It is not for Jenrick – and certainly not for me – to decide what should happen to Judge Beach. But someone needs to. It is hard to escape the conclusion that she was swayed by her personal views.


This is a trend evident not just in this case, but in many more involving migrants or asylum seekers. The legal profession, sometimes smug and self-satisfied, cannot afford to let activists pursue an agenda.


When they consider the actions of Judge Beach, they should remember the words of Adam Smith: “Mercy to the guilty is cruelty to the innocent.”


*****


When I heard of David Montgomery’s leaked proposal to take over the company that owns the once-mighty Mirror and Express, I thought, maybe it’s not such a bad idea. He can’t be worse than the wretches from Reach.


Then I read about the 850 jobs that would go and the stories to be generated by artificial intelligence. Lawks a mercy! The poor benighted serfs at Retch should imagine they are on the Daily Express, circa 1976.


It is 9.10 pm and, as one, they stand up, slip their jackets off the back of their chairs and head for the pub. And never come back.


There is no longer much risk that David Laws would track them down. Dear old Bunny died almost two years ago. And even if he called on the celestial line, they could always channel their inner Drone.


Which went something like this.


“Hello? Alastair who?

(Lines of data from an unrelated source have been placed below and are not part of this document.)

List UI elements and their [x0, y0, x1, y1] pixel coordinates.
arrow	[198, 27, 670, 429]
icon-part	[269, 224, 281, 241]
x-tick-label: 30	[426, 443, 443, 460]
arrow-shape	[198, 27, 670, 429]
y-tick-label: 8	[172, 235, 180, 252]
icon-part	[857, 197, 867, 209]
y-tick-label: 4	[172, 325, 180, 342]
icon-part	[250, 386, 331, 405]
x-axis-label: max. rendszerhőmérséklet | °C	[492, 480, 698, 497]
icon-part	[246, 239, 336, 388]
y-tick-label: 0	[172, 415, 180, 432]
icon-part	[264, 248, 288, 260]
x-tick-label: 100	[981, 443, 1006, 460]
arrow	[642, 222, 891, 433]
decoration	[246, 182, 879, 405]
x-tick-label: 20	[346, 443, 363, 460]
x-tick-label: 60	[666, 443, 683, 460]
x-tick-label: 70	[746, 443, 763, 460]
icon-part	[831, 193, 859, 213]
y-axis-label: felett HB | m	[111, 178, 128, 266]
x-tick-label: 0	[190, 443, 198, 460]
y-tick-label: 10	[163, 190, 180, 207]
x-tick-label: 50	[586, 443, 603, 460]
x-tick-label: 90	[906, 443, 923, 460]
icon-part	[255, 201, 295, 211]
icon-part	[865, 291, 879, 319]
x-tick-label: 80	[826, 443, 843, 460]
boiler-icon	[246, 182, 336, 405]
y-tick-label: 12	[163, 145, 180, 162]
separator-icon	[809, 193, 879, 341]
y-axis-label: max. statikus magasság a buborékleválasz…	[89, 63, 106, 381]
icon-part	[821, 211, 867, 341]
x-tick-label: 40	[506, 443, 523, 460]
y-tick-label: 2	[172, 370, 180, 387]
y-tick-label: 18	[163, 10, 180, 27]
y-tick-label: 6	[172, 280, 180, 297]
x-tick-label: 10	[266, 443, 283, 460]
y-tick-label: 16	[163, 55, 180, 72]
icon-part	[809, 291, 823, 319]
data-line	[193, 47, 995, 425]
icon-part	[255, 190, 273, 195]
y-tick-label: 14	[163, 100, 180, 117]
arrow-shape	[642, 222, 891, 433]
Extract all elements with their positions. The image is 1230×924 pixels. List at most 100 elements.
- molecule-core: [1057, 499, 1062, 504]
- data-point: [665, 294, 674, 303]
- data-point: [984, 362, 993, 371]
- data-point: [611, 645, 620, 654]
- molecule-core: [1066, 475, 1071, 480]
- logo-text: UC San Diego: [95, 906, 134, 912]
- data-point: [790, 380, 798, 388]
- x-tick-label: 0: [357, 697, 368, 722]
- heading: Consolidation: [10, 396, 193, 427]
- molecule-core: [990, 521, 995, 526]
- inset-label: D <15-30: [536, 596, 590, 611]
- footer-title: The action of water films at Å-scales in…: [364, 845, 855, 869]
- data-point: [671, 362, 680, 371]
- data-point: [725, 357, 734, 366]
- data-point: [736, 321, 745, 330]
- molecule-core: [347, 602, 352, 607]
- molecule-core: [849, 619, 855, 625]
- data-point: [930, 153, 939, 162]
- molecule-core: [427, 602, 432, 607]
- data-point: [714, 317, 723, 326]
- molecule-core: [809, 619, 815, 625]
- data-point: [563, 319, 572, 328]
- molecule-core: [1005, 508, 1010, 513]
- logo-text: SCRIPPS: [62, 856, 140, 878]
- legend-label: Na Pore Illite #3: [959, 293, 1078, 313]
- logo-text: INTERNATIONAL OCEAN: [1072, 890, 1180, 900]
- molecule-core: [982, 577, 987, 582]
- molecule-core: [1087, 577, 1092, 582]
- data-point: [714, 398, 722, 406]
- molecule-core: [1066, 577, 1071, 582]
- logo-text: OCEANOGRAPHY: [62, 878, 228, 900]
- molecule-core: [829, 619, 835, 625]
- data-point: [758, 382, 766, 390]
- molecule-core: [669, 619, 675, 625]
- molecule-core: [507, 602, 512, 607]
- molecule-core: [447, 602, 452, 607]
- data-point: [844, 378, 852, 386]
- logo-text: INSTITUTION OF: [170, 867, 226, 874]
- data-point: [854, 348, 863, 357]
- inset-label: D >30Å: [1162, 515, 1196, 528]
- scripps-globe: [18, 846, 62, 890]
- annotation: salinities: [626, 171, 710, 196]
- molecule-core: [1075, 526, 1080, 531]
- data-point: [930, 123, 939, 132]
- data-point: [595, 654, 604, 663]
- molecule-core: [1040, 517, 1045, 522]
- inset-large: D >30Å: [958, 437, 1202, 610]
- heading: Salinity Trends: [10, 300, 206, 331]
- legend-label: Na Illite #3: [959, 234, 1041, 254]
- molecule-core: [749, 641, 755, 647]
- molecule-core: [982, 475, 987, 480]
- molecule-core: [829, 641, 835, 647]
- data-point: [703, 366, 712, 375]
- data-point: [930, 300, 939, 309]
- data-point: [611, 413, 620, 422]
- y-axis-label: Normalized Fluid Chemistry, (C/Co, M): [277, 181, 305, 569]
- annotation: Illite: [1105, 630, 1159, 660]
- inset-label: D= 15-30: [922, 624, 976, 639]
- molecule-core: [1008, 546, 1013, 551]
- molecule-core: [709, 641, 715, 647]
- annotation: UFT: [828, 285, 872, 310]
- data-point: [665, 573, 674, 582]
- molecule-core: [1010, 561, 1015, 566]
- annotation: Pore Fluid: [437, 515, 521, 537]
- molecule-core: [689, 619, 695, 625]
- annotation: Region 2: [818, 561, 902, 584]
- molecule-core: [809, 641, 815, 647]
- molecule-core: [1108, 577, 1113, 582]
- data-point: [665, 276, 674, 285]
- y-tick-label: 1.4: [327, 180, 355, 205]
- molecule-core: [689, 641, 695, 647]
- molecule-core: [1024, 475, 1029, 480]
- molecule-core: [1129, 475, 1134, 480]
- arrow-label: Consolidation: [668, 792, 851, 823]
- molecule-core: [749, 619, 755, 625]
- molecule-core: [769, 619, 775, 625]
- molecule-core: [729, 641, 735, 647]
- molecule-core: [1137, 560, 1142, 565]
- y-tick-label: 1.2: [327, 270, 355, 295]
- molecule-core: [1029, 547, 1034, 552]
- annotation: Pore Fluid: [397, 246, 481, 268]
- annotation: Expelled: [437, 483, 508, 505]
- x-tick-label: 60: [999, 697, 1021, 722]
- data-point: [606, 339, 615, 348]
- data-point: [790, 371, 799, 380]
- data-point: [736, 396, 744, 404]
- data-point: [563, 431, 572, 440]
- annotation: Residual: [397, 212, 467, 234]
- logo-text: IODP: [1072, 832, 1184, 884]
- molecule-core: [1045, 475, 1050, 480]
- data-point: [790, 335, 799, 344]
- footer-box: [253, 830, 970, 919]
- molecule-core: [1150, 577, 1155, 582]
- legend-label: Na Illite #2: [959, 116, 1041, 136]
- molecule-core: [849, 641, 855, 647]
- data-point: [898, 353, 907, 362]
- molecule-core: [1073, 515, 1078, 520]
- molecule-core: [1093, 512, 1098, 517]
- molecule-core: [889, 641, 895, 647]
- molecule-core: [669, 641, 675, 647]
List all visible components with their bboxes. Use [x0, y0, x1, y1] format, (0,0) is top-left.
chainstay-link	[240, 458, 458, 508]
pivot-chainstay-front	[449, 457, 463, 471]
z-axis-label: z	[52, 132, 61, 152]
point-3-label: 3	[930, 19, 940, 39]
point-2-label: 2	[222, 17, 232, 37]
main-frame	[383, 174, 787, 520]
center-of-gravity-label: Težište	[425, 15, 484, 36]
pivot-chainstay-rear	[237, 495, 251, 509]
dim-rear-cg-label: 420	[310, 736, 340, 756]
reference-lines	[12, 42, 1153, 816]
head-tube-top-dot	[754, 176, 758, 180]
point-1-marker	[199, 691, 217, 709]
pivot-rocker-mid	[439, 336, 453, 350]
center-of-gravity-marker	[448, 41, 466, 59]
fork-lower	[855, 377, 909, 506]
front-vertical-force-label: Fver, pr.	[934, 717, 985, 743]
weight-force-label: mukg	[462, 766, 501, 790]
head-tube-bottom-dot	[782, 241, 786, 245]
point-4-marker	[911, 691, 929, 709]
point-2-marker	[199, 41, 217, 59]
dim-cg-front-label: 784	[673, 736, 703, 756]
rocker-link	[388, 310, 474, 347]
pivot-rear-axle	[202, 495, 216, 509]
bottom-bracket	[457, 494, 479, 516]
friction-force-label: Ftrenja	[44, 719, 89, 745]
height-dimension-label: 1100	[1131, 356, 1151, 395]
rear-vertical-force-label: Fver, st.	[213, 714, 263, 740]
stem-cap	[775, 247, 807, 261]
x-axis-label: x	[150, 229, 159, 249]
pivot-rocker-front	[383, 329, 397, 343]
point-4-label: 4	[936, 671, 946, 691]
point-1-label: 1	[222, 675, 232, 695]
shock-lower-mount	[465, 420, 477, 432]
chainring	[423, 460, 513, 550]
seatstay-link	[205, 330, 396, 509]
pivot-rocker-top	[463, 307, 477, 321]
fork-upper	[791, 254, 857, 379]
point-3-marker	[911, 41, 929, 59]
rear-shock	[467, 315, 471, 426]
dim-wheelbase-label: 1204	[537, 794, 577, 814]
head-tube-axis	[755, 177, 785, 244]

No, sorry, never heard of him. This is a public house.”


Replaces handset.


“Who was that, Bings?”


“Bunny. Wants me to sub a top that’s possibly going into Page 104 on the Third. Steward, another pint of Pride, if you please. Then I really must get back… or I’ll miss my train.”


*****


I looked both ways, just as nanny taught me, and then stepped fearlessly on to the zebra crossing.


The arse on the bicycle, who must have come from a side street to the right as I was looking left, raced past me – within a gnat’s whatnot of wiping me out.


I’m thinking of taking a walking stick with me whenever I go out, even though I don’t (quite) need it to get about.


If I stick it through the spokes the little sod could be catapulted all the way to Brentford.